The client learn about AP and its SSIDs via the beacon which helps in roaming and associate with new AP as needed. AP are configured with list of allowed WLAN MAC addresses and to filter rest but, it is circumvented by changing the MAC address as that of legitimate MAC address. Improved security standard called WPA and later WPA2 (also called IEEE 802.11i ) were also introduced which dynamic key exchange, preshared keys (PSK), and AES encryption. All security standards are compared as
Feature | WEP | WPA | WPA2 |
Key Distribution | Static | Static and Dynamic | Static and Dynamic |
Device Authentication | Weak | Strong | Strong |
User Authentication | No | 802.1x | 802.1x |
Encryption | Weak | TKIP | AES |
WLAN Attacks
The most common types of attack are as follows.
- Probing and discovery tools – A host of tools have emerged that take advantage of the fact that 802.11 infrastructures rely on network broadcasts to communicate with wireless clients. With these probing and discovery tools, unscrupulous individuals can easily locate, and take advantage of, wireless networks that lack strong security safeguards. One of the most common of these tools is Netstumbler, a Windows-based program that uses active scanning to detect low security access points. Once the access point is detected a number of exploits can be mounted against the network.
- MAC identity spoof attacks – In an 802.11 WLAN, MAC addresses are openly broadcasted over the air. The security implication is that potential attackers can sniff the air looking for valid MAC addresses associated with authorized WLAN users, access points and even wired infrastructure components, such as switches and routers. Once detected, programs exist to spoof these addresses, whereby intruders can masquerade as a valid WLAN client or access point. Naturally, this can compromise a WLAN if MAC authentication is the only security scheme employed.
- Denial of service attacks – Because WLANs broadcast over the unlicensed ISM & U-NII public bands with a limited number of available channels, RF interference is a common problem. As interference increases, signal quality and network availability decreases. Malicious individuals can use this to their advantage, debilitating WLAN performance. Common ways of doing this include RF frequency jamming and exploits such as Airjack and void11, which flood the WLAN.

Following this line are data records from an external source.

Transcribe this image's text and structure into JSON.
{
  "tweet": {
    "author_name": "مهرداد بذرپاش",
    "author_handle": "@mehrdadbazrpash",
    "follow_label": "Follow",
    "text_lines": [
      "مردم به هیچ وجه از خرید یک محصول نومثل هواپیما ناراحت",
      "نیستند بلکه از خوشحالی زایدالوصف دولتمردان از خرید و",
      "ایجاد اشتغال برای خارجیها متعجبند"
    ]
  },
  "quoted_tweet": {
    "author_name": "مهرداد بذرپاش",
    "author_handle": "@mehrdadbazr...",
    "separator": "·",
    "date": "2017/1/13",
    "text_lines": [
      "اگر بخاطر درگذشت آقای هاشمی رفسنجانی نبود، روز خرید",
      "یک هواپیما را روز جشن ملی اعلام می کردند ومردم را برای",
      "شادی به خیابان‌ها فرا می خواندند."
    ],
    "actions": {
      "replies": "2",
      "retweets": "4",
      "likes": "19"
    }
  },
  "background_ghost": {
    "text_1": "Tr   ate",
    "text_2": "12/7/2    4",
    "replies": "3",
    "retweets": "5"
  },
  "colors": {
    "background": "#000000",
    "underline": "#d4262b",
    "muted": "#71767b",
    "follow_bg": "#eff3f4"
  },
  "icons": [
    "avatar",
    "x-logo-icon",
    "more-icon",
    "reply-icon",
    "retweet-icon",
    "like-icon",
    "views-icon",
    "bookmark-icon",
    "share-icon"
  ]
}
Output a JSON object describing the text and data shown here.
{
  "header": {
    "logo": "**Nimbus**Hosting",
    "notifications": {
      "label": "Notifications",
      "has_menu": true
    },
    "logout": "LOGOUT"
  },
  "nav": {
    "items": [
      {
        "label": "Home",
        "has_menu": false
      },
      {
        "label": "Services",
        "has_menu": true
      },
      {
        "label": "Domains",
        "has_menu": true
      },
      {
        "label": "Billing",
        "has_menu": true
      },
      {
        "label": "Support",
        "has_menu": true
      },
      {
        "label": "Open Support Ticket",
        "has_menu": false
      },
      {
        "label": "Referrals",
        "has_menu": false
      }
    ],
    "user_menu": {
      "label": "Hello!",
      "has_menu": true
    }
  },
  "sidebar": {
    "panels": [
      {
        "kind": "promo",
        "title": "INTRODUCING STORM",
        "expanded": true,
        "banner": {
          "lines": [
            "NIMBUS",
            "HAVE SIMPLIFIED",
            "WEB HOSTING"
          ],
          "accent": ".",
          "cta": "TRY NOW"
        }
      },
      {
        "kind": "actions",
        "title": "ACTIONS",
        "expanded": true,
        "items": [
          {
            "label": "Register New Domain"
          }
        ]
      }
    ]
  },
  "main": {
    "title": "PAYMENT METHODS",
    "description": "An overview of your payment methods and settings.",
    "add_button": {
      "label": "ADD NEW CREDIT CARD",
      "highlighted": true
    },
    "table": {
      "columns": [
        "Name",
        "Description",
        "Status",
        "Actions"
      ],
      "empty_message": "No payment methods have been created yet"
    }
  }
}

- Man in the middle attacks – A man in the middle attack results from the interception and possible modification of traffic passing between two communicating parties, such as a wireless client and AP. Man in the middle attacks succeed if the systems can’t distinguish communications with an intended recipient from those with the intervening attacker.
- Static WEP cracking programs – Soon after it was first introduced, the Wired Equivalency Protocol (WEP) was broken due to the fact that WEP uses static keys which can be easily cracked. While these deficiencies were soon corrected with the WiFi Protected Access (WPA) protocol and 802.11i (WPA2), both of which leverage dynamic keys, many WLANs continue to use WEP-based security. As a result, they are still vulnerable to WEP cracking programs.
- Rogue access point attack programs – A number of “rogue access point attack programs” exist which allow attackers to perform a number of stealth attacks by posing as host access points on a WLAN network.
- Misconfigured clients – Due to the nature of the 802.11 specification enterprise WLANs are vulnerable to security risks when new hosts or clients enter the network and when ad-hoc networking is allowed. A wired host with an enabled WLAN adapter, for example, could unwittingly connect to an unknown WLAN. An attacker would then be able to compromise the host machine via the open WLAN adapter through routing features on Linux and Windows and mount an attack against the wired connection. Similarly, the overflow of RF signals means that accidental connections can occur with neighbouring WLANs, which can compromise the security of trusted networks.